O drama “Serra Pelada”, dirigido por Heitor
Dhalia e protagonizado por Juliano Cazarré, Júlio Andrade, Sophie
Charlotte, Wagner Moura e Matheus Nachtergaele.
O
cinema brasileiro, com custo muito menor que o americano – “Serra
Pelada” consumiu R$ 10 milhões – começa a entregar ao espectador boas
produções, e embarca a singularidade de mostrar cortes da história atual
do país, no caso, um detalhe do que foi o maior garimpo a céu aberto do
mundo.
> A corrida do ouro
A
corrida à Serra Pelada começou na segunda metade da década de 70,
quando Genésio da Silva encontrou a primeira pepita. Há a versão de que
ele cavava o chão para plantar banana, o que é puro romantismo. Na
verdade, desde a prospecção de Carajás, soube-se que ao Norte da jazida
de ferro havia rastros de ouro, e Genésio, assim como outros poucos que
por lá fizeram cavas, não estava plantando banana e sim garimpando.
É verdade, todavia, que o enxame de garimpeiros que se fizeram à Serra, lá pousaram depois do achado de Genésio.
> Febre alta
Eu
fui um dos que se fez à Serra Pelada. O frescor da juventude, temperado
com a febre do ouro, inculcou-me a expectativa da fortuna. Depois de
três dias lá, e da compra de percentuais em barrancos “quase” para
chegar no filão, voltei imaginando o que faria com todo o dinheiro que
ainda ia ganhar.
> Clandestinos
Quando
nos fizemos à Serra – eu e mais 8 ou 10 amigos de Tucuruí - o Governo
Federal já nomeara como interventor o Major Curió, que de fato colocou
alguma ordem naquele caos, e não mais era possível entrar
indiscriminadamente: Curió fez do garimpo um gueto, e depois dele todos
os que lá penetravam o faziam clandestinamente.
Finava-se
a tarde quando saímos de Marabá até a trilha que nos levaria à cava.

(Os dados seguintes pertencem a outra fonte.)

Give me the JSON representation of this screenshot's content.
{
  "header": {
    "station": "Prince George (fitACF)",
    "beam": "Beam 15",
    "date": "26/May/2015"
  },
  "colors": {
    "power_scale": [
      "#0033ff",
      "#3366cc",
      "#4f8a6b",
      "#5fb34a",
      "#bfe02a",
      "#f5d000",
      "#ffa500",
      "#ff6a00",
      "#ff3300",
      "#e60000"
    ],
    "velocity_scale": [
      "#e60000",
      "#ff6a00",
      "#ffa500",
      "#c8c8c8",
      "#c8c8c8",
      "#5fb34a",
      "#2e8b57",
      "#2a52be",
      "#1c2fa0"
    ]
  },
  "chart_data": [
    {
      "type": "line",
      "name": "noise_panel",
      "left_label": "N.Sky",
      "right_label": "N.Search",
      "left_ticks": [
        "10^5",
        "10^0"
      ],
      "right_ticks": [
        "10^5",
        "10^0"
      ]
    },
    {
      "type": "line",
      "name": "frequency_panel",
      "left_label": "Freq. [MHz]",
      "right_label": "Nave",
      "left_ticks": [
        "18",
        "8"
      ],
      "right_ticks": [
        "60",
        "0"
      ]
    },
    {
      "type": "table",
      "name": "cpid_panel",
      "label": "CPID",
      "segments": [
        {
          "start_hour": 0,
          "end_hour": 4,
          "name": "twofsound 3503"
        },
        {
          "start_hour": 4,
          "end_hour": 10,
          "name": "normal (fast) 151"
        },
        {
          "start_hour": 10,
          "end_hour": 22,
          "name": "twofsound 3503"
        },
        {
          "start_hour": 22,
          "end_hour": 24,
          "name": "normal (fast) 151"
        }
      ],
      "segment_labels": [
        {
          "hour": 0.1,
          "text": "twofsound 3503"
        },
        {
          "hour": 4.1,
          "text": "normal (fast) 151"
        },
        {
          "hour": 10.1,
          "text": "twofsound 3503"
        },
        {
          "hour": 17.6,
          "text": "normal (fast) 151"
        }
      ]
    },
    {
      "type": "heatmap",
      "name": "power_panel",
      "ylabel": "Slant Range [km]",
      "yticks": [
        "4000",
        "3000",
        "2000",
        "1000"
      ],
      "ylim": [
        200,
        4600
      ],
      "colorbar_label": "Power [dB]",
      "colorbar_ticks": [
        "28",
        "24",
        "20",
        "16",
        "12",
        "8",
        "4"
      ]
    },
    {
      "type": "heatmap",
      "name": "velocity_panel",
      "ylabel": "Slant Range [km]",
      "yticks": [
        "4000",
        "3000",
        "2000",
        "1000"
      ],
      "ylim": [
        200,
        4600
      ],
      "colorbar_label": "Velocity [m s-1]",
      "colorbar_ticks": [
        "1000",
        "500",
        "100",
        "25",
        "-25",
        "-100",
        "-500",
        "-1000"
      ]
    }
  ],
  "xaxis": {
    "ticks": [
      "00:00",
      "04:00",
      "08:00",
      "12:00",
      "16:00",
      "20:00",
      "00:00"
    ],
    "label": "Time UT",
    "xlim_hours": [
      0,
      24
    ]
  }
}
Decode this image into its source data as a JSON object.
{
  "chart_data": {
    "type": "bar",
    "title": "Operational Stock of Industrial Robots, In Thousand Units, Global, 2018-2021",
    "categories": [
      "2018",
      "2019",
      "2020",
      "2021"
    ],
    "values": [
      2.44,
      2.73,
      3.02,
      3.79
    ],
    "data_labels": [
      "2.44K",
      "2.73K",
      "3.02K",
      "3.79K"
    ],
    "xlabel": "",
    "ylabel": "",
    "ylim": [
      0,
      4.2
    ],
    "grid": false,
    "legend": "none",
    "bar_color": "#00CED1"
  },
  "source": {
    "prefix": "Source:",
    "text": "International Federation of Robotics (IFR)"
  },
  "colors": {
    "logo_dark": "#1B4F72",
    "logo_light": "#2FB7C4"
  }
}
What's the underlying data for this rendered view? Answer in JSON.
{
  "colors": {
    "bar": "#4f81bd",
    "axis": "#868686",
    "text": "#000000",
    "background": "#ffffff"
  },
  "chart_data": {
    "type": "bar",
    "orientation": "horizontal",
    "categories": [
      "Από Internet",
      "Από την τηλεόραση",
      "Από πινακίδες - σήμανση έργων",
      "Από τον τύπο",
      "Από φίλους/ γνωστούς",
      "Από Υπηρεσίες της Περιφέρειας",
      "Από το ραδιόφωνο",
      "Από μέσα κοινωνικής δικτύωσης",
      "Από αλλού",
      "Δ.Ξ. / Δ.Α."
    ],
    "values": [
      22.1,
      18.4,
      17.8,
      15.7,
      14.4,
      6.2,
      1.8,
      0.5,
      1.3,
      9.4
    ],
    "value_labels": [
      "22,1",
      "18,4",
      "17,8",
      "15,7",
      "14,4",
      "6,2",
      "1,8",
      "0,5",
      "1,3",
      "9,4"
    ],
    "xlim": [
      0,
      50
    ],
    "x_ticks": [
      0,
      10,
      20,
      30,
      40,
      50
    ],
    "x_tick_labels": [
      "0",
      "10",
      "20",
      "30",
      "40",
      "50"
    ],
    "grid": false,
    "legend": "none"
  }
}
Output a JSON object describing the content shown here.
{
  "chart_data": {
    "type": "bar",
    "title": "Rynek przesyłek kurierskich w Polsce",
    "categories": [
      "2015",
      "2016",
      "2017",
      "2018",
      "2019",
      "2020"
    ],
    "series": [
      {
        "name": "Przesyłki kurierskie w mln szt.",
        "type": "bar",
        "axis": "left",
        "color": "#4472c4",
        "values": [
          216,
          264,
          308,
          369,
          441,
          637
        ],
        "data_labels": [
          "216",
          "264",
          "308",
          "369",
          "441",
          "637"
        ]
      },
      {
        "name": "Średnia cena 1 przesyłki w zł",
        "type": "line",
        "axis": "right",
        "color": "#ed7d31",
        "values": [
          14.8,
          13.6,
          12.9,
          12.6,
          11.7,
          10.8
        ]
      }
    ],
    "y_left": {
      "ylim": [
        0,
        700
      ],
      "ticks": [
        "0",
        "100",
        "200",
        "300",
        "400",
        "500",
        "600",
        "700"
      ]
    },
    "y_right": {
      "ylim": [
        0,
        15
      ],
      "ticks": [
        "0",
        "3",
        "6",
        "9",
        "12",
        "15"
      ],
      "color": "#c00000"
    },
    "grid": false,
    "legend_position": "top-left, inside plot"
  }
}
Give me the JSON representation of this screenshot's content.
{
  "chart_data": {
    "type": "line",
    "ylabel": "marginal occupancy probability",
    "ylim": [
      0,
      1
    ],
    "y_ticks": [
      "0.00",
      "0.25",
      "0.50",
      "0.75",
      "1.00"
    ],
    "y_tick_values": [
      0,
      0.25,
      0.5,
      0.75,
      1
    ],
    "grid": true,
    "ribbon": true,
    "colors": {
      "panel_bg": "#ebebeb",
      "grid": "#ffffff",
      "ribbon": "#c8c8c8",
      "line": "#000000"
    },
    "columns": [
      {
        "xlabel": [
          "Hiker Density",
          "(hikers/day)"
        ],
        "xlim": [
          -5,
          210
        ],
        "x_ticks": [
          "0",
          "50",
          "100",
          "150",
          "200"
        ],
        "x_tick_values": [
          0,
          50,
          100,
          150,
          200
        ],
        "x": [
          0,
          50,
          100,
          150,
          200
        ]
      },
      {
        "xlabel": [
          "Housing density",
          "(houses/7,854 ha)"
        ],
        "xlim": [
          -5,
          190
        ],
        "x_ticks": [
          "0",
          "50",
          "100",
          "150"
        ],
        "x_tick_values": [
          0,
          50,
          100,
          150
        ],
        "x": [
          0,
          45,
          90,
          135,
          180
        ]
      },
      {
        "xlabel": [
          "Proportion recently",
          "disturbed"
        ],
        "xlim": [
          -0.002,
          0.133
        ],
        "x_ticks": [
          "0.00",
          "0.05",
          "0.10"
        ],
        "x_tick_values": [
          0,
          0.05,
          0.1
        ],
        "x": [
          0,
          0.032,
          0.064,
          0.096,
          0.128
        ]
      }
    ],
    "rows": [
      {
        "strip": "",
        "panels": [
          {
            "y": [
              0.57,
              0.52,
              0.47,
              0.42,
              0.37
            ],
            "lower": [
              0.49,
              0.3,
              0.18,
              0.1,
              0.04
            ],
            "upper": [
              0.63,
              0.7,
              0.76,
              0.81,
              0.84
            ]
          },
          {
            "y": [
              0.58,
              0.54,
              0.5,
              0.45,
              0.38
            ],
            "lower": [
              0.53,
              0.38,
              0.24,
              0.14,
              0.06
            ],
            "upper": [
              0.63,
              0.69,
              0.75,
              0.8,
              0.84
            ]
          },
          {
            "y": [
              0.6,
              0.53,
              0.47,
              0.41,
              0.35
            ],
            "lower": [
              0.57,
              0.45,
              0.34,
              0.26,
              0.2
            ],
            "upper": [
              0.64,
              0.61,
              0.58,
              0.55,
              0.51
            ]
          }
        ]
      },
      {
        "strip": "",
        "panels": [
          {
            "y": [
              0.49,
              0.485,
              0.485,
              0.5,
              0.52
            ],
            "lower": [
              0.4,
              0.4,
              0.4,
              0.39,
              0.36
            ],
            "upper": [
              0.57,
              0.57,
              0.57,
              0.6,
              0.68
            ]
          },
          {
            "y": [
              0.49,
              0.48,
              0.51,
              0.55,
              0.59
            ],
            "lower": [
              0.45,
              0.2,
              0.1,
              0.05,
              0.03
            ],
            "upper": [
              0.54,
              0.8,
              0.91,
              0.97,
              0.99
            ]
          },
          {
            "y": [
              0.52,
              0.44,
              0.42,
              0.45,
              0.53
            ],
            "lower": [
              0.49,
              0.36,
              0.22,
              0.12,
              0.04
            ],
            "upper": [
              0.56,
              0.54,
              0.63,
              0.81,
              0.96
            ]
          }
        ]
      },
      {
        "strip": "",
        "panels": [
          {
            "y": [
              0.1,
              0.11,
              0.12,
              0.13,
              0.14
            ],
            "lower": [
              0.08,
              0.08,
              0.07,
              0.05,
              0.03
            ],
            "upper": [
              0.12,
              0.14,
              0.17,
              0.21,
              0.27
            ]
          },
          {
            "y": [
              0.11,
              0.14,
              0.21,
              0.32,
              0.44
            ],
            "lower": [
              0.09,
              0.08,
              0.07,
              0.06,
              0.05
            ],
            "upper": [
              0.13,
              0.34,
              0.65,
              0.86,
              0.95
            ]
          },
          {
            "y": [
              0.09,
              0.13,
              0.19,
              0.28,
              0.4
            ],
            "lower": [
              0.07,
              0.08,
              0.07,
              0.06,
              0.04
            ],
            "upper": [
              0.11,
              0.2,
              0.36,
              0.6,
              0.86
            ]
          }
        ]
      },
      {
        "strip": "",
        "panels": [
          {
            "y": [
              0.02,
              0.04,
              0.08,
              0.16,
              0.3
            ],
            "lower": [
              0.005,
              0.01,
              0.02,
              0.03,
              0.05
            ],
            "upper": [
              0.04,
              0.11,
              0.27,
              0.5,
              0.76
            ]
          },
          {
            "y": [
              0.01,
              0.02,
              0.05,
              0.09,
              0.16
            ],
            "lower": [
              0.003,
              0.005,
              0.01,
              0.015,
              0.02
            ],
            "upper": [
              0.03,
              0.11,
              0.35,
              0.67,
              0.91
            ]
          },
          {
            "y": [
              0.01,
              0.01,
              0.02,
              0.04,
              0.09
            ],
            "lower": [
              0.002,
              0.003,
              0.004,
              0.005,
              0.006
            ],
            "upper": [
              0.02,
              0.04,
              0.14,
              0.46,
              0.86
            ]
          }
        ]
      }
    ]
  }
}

Por volta das 20h, noite escura, iniciamos a caminhada em mata fechada,
até a Serra. Aos 22 anos aquilo, para mim, foi um passeio.
Os
mateiros proibiam ligar lanternas e ninguém podia conversar, para não
alertar os “jagunços do Curió”, espalhados pela floresta para pegar os
clandestinos. Eu acreditei e compenetrei-me. Hoje sei que era troça e
uma maneira de lhes valorizar o trabalho, que era cobrado por cabeça.
O
Sol ainda dormia quando entramos no vilarejo onde cerca de 30 mil
garimpeiros fizeram morada, à beira da cava. Atamos as redes, na “Pensão
do Amadeo”, por volta das 5h. Eu adormeci sonhando com a fortuna.
> Visão inesquecível
Foi
apenas 1 hora de sono: acordei com um burburinho peculiar. Enrolei a
rede, engatei a trouxa à escápula e fui escovar os dentes na pia, fora
da estalagem. Quando levantei a vista fiquei estupefato com o que se
descortinou: iluminados pelo Sol ardente, centenas de milhares de homens
subiam e desciam a cava, com sacos nas costas. As escadas rotas
angulavam pouco mais de 90 graus: era o famoso formigueiro. Uma visão
bíblica. Mais de 30 anos depois, e muitas milhas corridas, nunca mais vi
algo parecido.
A imagem comparativa que me veio à mente foi a construção das pirâmides do Egito. Só que ali havia uma pirâmide invertida.
A
juventude é uma beleza e seus impulsos são romanticamente fantásticos:
eu queria experimentar a sensação de carregar um saco daqueles, cava
acima. Naquele instante, eu já me sentia um garimpeiro. Seria aquilo a
tal maldição do ouro?
Os
meus três dias em Serra Pelada vocês lerão nas memórias que escrevo,
mas lhes adianto que não recuperei um tostão dos quase US$ 200 mil que
investi na compra de percentuais de barrancos que dariam ouro “em mais
uma semana”.
Hoje vejo aquela viagem como o
turismo mais caro que fiz na vida, mas como um dos mais proveitosos e
únicos, mesmo porque nem eu, e nem ninguém mais, poderá fazê-lo jamais.
A
última vez que vi Serra Pelada ainda em operação, a febre serenara e
apenas alguns recalcitrantes labutavam por lá. Sai melancólico. Não pelo
investimento que perdera totalmente, mas por saber que assistia ao
enterro de um sonho de mais de 100 mil pessoas que por ali passaram.